Another problem, is that you only know the benefits of the Alter before creating them. The emotional baggage is not available until you summon them, and many other intricacies while only after interacting with them. That can be fun to some extent, but you don’t know if they would be useless for the first week while you deal with their issues, or go right to work, with minor maintenance.

I also did not feel the need to try for a different ending. It seems that the composite story show during the ending depends on the choices you made in each Act and which objectives you completed. But I felt the decisions I would have to make to change my ending were a bit black and white, and not as nuanced as most of the gameplay. That said, I liked how the Alters would react to every choice, and objective I chose to complete or ignore during the journey.

The elephant in the room: generative AI

While playing, I noticed some weird texts in conversations, or narrative moments. I brushed it out as a minor localization problem from a small studio. It is ok, I grew up on poorly localized games. It was not until the Playstation that I saw the power of a well-made professional localization.

It was not until late in the game that I saw some LLM (large language models) prompts they forgot to clean here and there.

A quick search on DuckDuckGo return me that this news is already blowing up. People sharing screenshots of assets, translations showing ridiculous prompts and back-and-fort like “This text in Portuguese would be:” and “I cannot translate this for this idiom” or comparing the way some Alters respond to how an LLM would reply to you. There were also people sad that they did not disclose the usage of Artificially Generated content on their Steam Store page, for ethical reasons.

11 bit studios issued a statement, claiming those are placeholders, and they have a trustworthy localization teams working on the parts that did not make the release date. A localization patch would come soon.

I give the company the benefit of the doubt. They have a vast portfolio of good narrative-driven games. They have great writers and artists there. Their previous games had good localization. And there was no news of firing people because of generative models.

But what disappointed me most was that they used generic chat LLMs for the translation, when there are plenty of good translation tools and models that would have done a better job with those “placeholders”. With proper tools, you can do it in bulk without generating so many artifacts like prompts, chats, and hallucinations. And it also makes it easy for it to be reviewed by a linguistic professional. Translation tools are nothing new in the dev world.

That said, nothing beats a proper professional localization. One that takes in account the languages (both original and result), domain of the game, context of the region that made it, and the region that will consume it.

Steam Deck

The game has full controller support. It is tagged as Playable by Steam, because of the small characters. The HUD is also small, but if you are used to the game options, it might not be an issue.

FSR TSR

With every graphics settings on low, you will be looking at ~40 FPS with frame generation TSR, and ~70 FPS with FSR 3. Both options hitting close to 23W of power drain.
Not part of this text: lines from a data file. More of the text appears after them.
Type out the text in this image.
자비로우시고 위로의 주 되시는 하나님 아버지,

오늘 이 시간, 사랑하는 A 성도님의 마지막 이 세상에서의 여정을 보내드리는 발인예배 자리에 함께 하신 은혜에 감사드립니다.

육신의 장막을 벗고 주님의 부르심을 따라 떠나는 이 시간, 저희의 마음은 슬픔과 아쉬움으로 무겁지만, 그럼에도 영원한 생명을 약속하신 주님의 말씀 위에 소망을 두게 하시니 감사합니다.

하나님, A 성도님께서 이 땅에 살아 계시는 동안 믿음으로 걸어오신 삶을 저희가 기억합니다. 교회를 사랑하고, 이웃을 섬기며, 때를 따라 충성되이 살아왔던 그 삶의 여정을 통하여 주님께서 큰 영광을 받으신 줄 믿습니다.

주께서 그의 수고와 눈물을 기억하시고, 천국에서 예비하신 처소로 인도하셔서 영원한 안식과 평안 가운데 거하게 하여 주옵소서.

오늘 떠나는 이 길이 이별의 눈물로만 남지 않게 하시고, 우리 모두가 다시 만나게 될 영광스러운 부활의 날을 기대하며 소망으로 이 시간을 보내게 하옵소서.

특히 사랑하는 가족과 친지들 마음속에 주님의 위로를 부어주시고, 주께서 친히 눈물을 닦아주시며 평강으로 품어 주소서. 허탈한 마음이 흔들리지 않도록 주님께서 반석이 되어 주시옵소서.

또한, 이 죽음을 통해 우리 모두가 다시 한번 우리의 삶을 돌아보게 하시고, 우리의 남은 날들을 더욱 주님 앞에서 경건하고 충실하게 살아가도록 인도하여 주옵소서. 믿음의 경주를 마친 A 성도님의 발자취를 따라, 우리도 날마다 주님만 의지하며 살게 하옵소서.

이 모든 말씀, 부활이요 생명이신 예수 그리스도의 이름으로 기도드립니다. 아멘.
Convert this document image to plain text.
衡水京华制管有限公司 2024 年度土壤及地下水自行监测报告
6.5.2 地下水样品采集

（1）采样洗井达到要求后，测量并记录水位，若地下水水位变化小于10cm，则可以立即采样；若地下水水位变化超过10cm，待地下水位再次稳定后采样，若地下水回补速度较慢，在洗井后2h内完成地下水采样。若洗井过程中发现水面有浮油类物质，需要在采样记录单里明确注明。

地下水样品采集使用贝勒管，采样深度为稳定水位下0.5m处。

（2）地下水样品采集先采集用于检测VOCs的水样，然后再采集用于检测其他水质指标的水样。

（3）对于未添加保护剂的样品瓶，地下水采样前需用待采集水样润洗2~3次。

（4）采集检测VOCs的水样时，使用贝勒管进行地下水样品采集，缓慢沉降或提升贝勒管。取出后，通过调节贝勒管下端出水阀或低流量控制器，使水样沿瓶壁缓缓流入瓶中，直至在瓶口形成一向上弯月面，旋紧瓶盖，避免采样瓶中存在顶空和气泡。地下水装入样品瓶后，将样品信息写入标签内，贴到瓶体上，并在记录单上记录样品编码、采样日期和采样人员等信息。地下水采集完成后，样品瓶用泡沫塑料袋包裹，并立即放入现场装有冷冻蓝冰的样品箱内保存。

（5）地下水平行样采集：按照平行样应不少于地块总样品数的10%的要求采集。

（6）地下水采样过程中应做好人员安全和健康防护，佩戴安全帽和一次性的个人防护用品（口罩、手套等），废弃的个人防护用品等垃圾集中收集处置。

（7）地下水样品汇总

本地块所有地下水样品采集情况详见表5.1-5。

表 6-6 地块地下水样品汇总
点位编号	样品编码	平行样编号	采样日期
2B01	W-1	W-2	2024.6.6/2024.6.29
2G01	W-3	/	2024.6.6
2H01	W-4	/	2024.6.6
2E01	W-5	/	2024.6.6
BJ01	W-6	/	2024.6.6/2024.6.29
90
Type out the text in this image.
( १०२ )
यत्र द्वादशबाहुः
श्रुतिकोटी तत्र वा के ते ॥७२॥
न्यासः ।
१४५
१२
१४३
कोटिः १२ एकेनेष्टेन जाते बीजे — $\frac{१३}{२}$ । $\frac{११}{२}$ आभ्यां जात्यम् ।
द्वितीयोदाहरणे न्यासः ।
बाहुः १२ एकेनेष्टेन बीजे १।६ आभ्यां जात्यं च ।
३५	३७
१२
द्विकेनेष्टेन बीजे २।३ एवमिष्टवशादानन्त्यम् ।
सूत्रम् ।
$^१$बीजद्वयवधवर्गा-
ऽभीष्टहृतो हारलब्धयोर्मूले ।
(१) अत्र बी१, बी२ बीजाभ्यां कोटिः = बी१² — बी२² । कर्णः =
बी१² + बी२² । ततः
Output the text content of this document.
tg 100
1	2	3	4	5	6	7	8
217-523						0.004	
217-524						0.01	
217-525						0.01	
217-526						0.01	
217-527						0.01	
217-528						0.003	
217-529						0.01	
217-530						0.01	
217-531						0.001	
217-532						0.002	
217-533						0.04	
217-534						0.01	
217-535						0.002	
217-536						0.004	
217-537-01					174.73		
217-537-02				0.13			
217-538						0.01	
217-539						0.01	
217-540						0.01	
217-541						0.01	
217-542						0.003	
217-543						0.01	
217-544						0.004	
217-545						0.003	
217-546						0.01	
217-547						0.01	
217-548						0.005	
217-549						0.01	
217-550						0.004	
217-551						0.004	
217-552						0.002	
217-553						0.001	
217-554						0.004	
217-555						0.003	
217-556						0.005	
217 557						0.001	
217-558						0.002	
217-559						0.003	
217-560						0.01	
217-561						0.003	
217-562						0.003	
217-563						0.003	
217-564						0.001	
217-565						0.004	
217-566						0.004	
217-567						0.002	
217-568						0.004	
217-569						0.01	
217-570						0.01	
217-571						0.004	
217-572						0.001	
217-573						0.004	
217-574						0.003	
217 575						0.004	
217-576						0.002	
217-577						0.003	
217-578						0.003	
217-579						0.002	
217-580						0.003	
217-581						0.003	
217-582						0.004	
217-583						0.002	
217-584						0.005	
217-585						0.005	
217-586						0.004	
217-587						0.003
It is not my cup of team to play on the Deck, mostly for the power drain and the frame generation artifacts. But if you like the game, it can be played on the go with the Steam Deck.

Last remarks

Despite the problems and controversies, I still think The Alters is a good game and bound to compete with Clair Obscur: Expedition 33 for some awards this year.

That said, depending on your preferred language to play. It might be worth waiting for the localization patch and fixes.

The game will be part of our recommended games list.

Note: We were provided a game key by the developers.